I’m planning to deploy a sharded cluster and I’m looking for the best practices for sizing. Let’s say I want my workloads to be available to many clients and I think about creating a database for each single client + test database for Dev purposes. I don’t know yet how many DBs will I have, maybe more than 1 K. So my questions are:
What’s the maximal number of DBs you have ever seen and is there a number of DBs that must not be exceeded if I want to keep a reliable performance?
How many collections did you see in the “biggest” sharded cluster? I know that 10 K per replica set is supported officially but my cluster can consist of many replica sets, did you see more than 10 K?

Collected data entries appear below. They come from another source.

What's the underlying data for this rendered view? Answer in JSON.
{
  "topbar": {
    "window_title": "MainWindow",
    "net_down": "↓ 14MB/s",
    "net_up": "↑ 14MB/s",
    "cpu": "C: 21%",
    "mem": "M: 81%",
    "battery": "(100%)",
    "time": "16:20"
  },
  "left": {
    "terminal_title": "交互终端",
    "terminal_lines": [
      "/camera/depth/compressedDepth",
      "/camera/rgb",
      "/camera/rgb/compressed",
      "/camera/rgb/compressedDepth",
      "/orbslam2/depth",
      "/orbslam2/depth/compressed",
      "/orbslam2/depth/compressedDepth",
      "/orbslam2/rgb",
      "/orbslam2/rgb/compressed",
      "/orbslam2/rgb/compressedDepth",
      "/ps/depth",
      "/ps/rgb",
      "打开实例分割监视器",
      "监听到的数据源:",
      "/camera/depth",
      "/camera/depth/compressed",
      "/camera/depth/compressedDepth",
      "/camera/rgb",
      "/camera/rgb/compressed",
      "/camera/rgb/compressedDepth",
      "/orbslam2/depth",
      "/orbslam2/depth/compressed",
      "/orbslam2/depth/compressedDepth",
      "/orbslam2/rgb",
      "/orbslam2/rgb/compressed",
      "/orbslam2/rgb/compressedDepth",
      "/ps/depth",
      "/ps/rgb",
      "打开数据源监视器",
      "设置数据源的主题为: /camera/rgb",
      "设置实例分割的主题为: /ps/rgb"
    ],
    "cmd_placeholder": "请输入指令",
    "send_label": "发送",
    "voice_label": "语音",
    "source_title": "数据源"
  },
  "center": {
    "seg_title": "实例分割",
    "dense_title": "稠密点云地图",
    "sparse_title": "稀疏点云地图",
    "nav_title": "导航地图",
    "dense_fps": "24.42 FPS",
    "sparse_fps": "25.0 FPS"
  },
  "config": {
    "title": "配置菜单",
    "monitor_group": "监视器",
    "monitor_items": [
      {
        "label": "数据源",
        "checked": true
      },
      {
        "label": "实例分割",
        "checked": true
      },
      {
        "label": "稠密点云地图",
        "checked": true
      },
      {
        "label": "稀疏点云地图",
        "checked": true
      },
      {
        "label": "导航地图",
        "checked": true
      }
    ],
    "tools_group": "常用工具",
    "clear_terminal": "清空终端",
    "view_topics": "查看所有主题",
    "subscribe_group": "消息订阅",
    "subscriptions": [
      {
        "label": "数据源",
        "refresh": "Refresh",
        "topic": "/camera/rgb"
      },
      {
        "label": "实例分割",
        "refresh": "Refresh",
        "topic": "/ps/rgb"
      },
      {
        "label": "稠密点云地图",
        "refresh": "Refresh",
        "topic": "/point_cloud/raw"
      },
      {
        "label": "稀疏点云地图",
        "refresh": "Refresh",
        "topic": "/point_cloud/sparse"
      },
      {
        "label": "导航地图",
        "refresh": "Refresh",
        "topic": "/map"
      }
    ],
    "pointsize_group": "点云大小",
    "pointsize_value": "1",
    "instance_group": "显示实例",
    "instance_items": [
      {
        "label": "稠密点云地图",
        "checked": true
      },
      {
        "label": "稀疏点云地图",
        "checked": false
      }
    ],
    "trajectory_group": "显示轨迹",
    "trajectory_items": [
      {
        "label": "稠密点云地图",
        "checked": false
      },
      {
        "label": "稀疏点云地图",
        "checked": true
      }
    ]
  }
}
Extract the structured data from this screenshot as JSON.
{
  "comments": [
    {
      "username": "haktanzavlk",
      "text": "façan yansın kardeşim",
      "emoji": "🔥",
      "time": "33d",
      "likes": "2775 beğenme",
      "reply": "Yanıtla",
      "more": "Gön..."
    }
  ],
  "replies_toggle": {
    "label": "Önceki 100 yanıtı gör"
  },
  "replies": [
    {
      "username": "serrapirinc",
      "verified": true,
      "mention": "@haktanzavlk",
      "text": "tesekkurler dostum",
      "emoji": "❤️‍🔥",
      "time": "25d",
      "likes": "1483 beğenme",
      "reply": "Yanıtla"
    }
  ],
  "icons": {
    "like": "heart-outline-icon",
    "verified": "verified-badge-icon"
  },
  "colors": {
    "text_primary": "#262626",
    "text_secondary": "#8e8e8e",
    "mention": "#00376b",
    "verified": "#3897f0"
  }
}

Since the sharding is performed on a single collection and it is broken down into multiple chunks based on the shard key selected. In the above statement, by DBs, are you referring to the number of chunks being formed? If yes, the chunks are approximately equal sized bytes divided between various shards based on the selected shard key. You can read more about shards, chunks and shard keys in the attached documentations.
Also, regarding the shards size, the official documentation says:
Sharded collections can grow to any size after successfully enabling sharding.
When a collection is sharded between the shards, the documents are distributed between the shards based on the shard key. Does the collection implies to documents in the collection?
If MongoDB cannot split a chunk that exceeds the specified range size, MongoDB labels the chunk as jumbo.. You can read more about Data partitioning in the official documentation.
Generally, we do not have a hardcoded limit on the number of collections we should have on the replica set. However, the performance would always depend on various factors of the applications.